A variety of newspapers are available to students for free with the swipe of their student ID card.
The above pictures show three different newspapers available to students on Georgia State University’s campus. USA Today is a good newspaper that allows for important daily news from every state to be combined into one location. This is a good example of a newspaper that can integrate people beyond their current surroundings, and unite them with similar stories of gossip and important information. The New York Times manages to go beyond USA Today’s scope and encompasses international news as well. The availability of news around the world allows people to unite under opinion and distress. The New York Times also incorporates columns that go beyond news, like style and popular culture. This idea returns to Barth’s point that innovations in such areas are important for city people to keep up with in order to acclimate to their city surroundings.

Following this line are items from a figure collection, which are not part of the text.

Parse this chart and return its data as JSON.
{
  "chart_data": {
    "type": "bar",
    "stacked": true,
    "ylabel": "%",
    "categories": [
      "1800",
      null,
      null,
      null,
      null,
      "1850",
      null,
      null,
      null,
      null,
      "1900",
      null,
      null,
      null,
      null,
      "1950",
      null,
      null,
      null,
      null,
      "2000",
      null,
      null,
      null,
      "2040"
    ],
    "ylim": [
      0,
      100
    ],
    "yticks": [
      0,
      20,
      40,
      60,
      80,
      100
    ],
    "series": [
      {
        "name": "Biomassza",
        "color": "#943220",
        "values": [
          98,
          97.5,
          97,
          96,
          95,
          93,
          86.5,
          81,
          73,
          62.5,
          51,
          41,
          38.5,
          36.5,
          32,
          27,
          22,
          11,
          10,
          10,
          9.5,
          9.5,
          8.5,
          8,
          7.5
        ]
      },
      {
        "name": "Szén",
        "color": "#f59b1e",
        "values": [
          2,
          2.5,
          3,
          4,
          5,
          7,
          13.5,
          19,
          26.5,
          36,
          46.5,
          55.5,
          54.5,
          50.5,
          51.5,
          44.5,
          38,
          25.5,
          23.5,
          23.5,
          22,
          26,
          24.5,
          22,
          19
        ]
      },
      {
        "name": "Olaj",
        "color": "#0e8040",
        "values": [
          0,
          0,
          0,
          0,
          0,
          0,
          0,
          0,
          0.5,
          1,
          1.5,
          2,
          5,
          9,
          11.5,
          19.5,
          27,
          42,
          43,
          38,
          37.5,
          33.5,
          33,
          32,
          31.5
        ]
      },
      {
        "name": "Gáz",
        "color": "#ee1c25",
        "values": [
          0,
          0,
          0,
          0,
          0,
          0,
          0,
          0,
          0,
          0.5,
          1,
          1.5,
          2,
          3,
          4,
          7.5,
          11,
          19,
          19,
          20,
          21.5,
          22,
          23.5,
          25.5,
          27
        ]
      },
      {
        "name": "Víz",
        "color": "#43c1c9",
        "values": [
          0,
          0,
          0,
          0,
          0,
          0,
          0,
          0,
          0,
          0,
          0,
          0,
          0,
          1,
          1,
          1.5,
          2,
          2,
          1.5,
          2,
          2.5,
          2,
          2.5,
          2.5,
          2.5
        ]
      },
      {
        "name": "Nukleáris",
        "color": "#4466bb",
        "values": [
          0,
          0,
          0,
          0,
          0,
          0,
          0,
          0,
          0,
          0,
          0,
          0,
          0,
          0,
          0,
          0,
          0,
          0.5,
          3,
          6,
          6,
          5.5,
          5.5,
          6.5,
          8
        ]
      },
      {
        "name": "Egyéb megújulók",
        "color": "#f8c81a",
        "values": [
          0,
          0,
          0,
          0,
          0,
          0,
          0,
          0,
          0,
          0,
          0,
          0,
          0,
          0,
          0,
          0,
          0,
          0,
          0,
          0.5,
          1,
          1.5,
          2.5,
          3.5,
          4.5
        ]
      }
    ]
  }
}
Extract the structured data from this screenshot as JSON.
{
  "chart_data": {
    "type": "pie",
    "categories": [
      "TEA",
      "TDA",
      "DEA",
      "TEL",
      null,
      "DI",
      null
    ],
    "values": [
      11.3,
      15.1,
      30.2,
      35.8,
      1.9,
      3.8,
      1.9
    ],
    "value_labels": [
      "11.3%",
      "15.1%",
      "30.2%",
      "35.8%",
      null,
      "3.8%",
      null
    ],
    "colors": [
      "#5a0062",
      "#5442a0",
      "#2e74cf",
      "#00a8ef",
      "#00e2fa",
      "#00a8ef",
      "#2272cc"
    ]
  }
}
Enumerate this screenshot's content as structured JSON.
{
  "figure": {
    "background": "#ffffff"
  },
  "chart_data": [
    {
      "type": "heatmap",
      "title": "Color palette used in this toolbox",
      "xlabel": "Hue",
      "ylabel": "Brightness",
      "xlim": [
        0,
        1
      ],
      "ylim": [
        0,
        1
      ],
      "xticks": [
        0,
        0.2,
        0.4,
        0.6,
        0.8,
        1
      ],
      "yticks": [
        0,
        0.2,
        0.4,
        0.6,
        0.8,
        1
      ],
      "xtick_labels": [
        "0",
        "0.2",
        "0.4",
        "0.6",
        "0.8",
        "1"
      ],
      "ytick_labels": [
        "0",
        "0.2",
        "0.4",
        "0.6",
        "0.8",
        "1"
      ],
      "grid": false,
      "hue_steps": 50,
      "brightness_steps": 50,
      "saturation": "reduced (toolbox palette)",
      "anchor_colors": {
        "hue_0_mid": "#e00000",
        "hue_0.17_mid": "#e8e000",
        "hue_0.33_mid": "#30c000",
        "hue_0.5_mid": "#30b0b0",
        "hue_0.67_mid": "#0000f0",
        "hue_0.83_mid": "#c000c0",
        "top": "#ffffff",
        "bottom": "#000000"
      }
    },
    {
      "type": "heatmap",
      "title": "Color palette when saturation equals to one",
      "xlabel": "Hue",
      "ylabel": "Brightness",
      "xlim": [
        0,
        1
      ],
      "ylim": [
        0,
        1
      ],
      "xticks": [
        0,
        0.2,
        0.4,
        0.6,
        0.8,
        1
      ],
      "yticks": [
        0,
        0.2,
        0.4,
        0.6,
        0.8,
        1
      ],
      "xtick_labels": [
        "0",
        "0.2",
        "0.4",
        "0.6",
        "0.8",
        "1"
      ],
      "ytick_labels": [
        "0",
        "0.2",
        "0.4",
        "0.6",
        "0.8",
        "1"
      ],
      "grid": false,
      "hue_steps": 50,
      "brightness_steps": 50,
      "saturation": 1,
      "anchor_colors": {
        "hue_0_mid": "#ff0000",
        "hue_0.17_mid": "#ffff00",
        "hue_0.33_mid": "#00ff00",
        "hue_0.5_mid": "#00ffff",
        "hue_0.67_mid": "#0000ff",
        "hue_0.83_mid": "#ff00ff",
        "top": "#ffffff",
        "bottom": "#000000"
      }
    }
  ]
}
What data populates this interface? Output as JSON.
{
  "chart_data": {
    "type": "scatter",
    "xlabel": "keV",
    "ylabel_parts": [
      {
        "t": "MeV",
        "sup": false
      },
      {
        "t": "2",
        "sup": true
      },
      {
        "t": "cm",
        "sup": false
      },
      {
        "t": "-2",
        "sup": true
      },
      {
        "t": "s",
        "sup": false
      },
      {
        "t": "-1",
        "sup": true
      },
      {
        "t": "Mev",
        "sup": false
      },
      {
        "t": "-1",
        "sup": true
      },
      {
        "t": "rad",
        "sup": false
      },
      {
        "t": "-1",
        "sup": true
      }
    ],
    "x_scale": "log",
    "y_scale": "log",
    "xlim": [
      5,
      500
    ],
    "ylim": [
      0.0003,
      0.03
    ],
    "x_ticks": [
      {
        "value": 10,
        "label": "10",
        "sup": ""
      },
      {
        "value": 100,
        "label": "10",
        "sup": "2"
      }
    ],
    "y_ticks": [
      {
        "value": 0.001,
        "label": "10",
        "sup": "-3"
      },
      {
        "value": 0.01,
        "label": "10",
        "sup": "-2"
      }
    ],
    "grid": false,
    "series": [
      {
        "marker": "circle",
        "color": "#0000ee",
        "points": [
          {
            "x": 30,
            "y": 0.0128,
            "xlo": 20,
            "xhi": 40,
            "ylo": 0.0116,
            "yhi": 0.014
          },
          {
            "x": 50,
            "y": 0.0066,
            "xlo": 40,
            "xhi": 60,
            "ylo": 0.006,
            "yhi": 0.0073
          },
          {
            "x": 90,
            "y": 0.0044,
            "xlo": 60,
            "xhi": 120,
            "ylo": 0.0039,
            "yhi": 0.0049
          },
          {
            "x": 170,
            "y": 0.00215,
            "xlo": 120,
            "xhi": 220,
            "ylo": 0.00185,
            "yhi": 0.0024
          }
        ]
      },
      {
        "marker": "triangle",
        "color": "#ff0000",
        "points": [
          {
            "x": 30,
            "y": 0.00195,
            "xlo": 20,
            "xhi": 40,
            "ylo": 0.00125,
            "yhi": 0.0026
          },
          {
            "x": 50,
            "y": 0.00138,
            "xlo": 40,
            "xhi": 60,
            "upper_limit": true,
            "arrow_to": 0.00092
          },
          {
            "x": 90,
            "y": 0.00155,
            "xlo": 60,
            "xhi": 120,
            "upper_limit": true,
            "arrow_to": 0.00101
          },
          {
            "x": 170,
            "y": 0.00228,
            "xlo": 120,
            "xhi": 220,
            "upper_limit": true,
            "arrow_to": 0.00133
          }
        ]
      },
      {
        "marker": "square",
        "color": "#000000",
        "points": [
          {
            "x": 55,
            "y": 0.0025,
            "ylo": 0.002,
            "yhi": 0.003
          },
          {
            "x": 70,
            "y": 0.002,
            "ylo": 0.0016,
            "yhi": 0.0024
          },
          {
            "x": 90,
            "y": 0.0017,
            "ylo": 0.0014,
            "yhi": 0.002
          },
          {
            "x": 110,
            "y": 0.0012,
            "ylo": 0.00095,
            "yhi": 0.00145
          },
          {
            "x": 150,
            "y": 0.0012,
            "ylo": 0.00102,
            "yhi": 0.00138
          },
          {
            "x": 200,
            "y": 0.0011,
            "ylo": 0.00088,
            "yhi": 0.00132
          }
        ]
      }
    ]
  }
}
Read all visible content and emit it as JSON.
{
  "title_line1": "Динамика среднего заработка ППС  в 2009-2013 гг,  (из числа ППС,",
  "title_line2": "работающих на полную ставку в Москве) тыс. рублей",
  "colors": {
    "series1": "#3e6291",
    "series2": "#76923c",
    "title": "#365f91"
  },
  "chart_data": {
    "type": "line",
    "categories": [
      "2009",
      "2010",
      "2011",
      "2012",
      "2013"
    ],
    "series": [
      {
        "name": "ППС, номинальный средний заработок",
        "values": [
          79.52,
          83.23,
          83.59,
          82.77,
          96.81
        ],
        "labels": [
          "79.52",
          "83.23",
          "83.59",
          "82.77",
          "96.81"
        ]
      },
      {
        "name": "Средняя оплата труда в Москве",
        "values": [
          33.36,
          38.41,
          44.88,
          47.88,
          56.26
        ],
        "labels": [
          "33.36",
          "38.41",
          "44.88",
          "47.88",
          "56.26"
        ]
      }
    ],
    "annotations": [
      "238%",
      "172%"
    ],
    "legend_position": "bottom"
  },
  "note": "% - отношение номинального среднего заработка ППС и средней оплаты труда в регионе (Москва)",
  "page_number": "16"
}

Some papers are provided on racks for anyone to take. The Signal Urbanite is a student newspaper for Georgia State University, which seeks to share information on small scale news mainly regarding the student community and many organizations and events that are comprised of that community. It also features community opinions and concerns.
The above two photographs come from a news stand on Park Place, where one can receive their news as well as various magazines, or snacks.
The newspaper vending machine seems to be a dying breed in our society, but for $1.50 in quarters anyone in the public has access to these various papers with advertisements, jobs, and information.
The above two photographs are of the Equitable News Stand, which offers a similar combination to the 7 to 7 News Stand, marketing news and other miscellaneous goods for sale.
Barth, Gunther City people: The Rise of Modern City Culture in Nineteenth-Century America. New York: Oxford University Press, 1980.
Youngs, Larry. Class Lecture, Georgia State University, Atlanta, GA, 2011.